Recently considerable publicity has been given to the discovery of what are reported to be among the largest deposits of high-grade chromite in the world in the Umvukwe Hills in the Lomagundi district 30 miles from Banket Junction, southern Rhodesia. The ore is said to occur over a large area in bodies in serpentine. More than two million tons is reported to have been uncovered. The deposits were discovered by Albert Peake, of Umvukwe Ranch, and are owned by Peake Brothers, who are said to have offered them to the Imperial government on special terms.
Chromite was mined in Rhodesia for the first time in 1905, the ore coming from claims near Selukwe held by the Bechuanaland Exploration Company, Ltd. Production steadily increased, slowly at first but more rapidly after 1910, when the Selukwe mines were taken over by the Rhodesia Chrome Mines, Ltd. In 1910 the staking of chromite claims in the Hartley district was reported and in 1911 chromite was discovered at Victoria.

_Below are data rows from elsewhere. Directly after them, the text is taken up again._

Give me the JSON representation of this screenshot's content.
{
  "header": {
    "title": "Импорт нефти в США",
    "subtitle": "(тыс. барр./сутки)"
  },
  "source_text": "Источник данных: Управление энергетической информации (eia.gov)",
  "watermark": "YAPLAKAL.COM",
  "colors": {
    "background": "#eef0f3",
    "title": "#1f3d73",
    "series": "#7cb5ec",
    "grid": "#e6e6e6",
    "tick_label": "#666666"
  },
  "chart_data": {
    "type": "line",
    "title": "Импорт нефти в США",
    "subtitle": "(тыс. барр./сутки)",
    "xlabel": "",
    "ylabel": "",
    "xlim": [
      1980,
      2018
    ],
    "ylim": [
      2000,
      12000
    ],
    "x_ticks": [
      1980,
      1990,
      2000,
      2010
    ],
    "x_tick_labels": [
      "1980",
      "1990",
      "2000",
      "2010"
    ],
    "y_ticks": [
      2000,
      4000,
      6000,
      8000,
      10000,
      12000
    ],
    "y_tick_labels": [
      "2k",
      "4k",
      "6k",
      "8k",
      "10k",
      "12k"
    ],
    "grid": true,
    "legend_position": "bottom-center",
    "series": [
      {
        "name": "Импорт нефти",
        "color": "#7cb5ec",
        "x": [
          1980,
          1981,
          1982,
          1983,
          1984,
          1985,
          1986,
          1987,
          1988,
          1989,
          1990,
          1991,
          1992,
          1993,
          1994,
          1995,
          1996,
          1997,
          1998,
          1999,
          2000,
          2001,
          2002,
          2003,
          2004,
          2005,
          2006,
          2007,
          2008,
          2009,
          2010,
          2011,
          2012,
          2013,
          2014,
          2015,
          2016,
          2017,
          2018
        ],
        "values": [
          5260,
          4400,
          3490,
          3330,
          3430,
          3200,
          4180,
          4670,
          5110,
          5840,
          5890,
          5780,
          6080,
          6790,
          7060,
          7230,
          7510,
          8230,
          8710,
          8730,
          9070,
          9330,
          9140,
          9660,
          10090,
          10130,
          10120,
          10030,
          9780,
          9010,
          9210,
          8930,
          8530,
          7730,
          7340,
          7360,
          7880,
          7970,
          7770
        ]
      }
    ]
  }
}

Shipments from Selukwe stopped in August, 1914, after the declaration of war, but began in December and increased during 1915 and 1916. In 1917 the discovery of the large and valuable deposits of chromite in the Lomagundi district (already mentioned) was reported. Previous to 1916 the entire production of Rhodesian chromite came from the Selukwe mines of the Rhodesia Chrome Mines, Ltd. In 1917, however, another company, the Rhodesia Metals Syndicate, Ltd., entered the field and is producing important amounts of ore.
Asia.
—Before Turkey lost most of her European possessions after the Balkan wars, the chromite deposits of the Kossowo, Uskub, and Monastir district of Serbia and the Saloniki district of Greece were within her borders. Now, however, only the deposits of Asia Minor remain to her.
Chromite deposits are widely scattered through many parts of Asia Minor and are said to be numbered by the hundreds. The most important deposits are grouped into three districts: In the regions of Brussa and Kutahia south of the Sea of Marmora, where the important Daghardi deposits are found; near Macri, Denislu and around the Gulf of Adalia in the southwestern part of the peninsula, as well as on the neighboring Island of Rhodes; and near Mersina, Adana, Aleppo, and elsewhere in the region around the Gulf of Alexandretta northeast of the Island of Cyprus. Smaller deposits are reported in the vilayets of Angora and Kastamuni in the north central part of Asia Minor and near Beirut and Damascus in Syria. All the ore bodies are found in more or less schistose and decomposed serpentine in groups of lenslike or irregular bodies.
The chromite mines of Asia Minor have produced important quantities of ore. From about 1870, when Turkey began to supplant the United States as the world’s principal producer of chromite, to near 1900, Asia Minor furnished the bulk of the chromite for the world’s consumption. Most of the ore mined has come from the mines in the Brussa region on the south and southwest slopes of the Mysian Olympus and from the mines of the Macri region. The Brussa and Kutahia deposits are said to have produced an average of about 20,000 tons annually for many years, of which the Daghardi mine is said to have furnished nearly three-fourths. This deposit consists of high-grade ore averaging 51 to 55 per cent. chromic oxide and has been estimated to contain about 10,000,000 tons of ore. Probably this is somewhat an exaggeration, although doubtless the deposit is large and important.
The chromite mines in the Macri region have furnished a considerable part of the output of Asia Minor, but much of the ore mined in recent years has been of low grade, running as low as 40 per cent. chromic oxide. The chromite near Denislu and that near the Gulf of Adalia, on the other hand, is said to be very rich, some deposits containing ore averaging as high as 56 per cent. chromic oxide.
Most of the chromite mines of Asia Minor are probably now under the control of the Turkish government, having reverted back ten or fifteen years ago when increasing competition of New Caledonia chromite in foreign markets resulted in the shutting down of many of the mines. The taxes on both worked and undeveloped mineral properties are so heavy in Turkey that unless mines are bringing in continuous and substantial revenues, they cannot be held by private individuals.
It has been the policy of Turkey not to allow her mineral properties to fall into the hands of foreigners. Even while the exploitation of the chromite deposits was most vigorous, therefore, the mines, although in many places worked by foreign firms, were largely owned by the Turkish government or by Turkish subjects who leased them. Thus in 1904 the principal deposits near Brussa were owned by an officer of the Porte and were operated by J. W. Whittal & Co., an English firm in Constantinople, while other deposits in the same district were worked by Patterson & Canghellari, an English company located in Smyrna. The famous Daghardi deposit, in the Kutahia region, at that time was owned by the Turkish minister of marine and was operated by a Turk named Raghit Bey.
In the Macri district, a number of low-grade deposits were in 1904 under the control of Patterson & Co., of Smyrna, and the mines near the Gulf of Adalia were controlled by a French syndicate. Some large deposits near Denislu, in the interior, north of Macri, are said to be lying undeveloped owing to the refusal of the Turkish government to permit mining.